These tips and tricks are best used for trips that are longer than a few weeks. To start, create a meal-planning strategy that fits the length of the trip and the number of people on the trip to get a basic idea of how much food is needed. For example, a three-week trip would require more than three weeks’ worth of food. Always plan for a longer trip than expected because any number of mishaps can make for a longer time at sea. Adding extra canned goods and creating backup systems for cooking can take the stress out of possible delays.
Meal planning sheds light on which meals have overlapping ingredients and makes batch buying and cooking much easier. The same basic ingredients can be used to make tons of meals taste fresh and new. These meals can be frozen and kept for their designated day.
Create kits that contain all the prepped ingredients necessary for a full meal, like stir fry or tacos. Write any extra instructions on the outside of the bag. This system keeps ingredients organized and makes meal prep that much faster. Kits can be frozen or kept in the pantry.
Note: Some boats make batches or kits with the intention of trading with other boats. This trade is a fun way to keep meals interesting and make awesome connections!
- Stews, pastas, and rice dishes are usually simple recipes that hit a ton of food groups, which reduces time spent on meal prep and keeps everyone happy and healthy.
- Root vegetables tend to last longer than other items.

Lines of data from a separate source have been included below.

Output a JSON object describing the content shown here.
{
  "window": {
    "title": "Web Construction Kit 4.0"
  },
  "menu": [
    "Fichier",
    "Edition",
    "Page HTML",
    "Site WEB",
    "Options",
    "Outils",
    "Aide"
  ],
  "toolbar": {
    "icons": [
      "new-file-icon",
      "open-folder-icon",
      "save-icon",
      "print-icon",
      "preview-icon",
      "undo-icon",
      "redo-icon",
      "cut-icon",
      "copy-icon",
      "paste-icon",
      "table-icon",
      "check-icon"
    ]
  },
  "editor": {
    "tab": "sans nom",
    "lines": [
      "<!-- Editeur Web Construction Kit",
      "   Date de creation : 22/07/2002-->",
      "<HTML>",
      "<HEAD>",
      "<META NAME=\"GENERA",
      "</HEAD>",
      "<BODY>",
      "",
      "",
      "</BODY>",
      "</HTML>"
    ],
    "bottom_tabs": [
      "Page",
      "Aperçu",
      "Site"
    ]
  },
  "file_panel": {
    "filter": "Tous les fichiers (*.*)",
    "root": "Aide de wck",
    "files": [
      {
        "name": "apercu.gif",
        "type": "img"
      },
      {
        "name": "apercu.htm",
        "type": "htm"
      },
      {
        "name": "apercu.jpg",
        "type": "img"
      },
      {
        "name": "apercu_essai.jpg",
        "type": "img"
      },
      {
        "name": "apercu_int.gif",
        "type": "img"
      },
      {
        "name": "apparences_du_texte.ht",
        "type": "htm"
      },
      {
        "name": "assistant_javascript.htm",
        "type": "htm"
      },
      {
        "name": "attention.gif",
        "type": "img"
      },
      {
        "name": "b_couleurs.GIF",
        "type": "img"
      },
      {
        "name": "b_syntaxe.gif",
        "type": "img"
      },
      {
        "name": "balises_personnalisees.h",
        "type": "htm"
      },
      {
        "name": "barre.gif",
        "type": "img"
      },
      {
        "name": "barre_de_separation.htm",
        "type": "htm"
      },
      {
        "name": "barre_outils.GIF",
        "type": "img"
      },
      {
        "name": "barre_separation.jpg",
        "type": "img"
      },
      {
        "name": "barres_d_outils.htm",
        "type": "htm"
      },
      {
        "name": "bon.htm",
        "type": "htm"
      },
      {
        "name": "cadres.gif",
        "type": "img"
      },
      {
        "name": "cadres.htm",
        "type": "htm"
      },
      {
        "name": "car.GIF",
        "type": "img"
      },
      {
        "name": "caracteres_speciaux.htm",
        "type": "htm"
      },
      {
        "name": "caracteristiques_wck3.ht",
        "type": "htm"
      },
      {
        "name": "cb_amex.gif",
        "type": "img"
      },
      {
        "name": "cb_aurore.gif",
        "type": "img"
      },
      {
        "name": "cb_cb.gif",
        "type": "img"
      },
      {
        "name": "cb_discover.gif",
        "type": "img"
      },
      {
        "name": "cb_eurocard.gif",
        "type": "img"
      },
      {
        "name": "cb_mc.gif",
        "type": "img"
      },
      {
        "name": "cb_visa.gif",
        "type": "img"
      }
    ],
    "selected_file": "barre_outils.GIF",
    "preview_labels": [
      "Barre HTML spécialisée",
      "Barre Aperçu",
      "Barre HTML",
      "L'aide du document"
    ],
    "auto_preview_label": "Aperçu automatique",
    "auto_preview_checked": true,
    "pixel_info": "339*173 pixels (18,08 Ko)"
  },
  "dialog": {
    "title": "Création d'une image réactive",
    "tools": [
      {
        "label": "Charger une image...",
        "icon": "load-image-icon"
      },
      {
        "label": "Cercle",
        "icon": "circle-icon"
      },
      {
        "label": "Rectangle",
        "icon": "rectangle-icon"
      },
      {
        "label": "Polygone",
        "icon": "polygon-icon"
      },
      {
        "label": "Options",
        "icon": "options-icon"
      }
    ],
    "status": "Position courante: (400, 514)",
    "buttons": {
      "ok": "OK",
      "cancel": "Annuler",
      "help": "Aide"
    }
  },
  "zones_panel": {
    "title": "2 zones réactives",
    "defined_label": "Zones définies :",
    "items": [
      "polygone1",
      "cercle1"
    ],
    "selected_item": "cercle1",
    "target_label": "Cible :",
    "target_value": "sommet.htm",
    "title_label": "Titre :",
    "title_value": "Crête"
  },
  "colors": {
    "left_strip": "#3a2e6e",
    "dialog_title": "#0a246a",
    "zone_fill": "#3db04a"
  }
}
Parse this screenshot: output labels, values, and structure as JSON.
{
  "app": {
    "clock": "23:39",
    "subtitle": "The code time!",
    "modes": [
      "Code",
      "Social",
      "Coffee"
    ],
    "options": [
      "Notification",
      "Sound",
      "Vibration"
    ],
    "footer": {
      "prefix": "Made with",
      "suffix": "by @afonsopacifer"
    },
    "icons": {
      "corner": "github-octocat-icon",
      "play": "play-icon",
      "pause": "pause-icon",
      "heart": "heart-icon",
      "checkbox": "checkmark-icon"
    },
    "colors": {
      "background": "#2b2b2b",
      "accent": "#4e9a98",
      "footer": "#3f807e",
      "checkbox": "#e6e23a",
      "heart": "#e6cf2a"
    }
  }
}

Cabbage, carrots, squash and apples are yummy shelf-stable options.
- Pack quick-spoiling fruits and vegetables where everyone can see them. They’ll get eaten faster and leave longer-lasting fruits and vegetables for later on in the trip.
- Bring fish preparation items (filleting knife, bucket, cutting board), and any additions needed for a delicious fish dinner.
- Create trail mix snack bags and limit one per week– strictly! This ensures that snacks can be enjoyed throughout the trip.
- It is important to plan for that specific group: consider allergies, dietary restrictions, and preferences. Make sure to include some comfort food or meals that can put a smile on the passenger’s faces when spirits are low.
- Keep in mind what space is available on board. Will there be freezer space? If not, is there space to store cans? Bonus: Try to create an organizational system that keeps track of where kitchen items are located. Some ingredients are tiny, which makes them easy to move or forget about.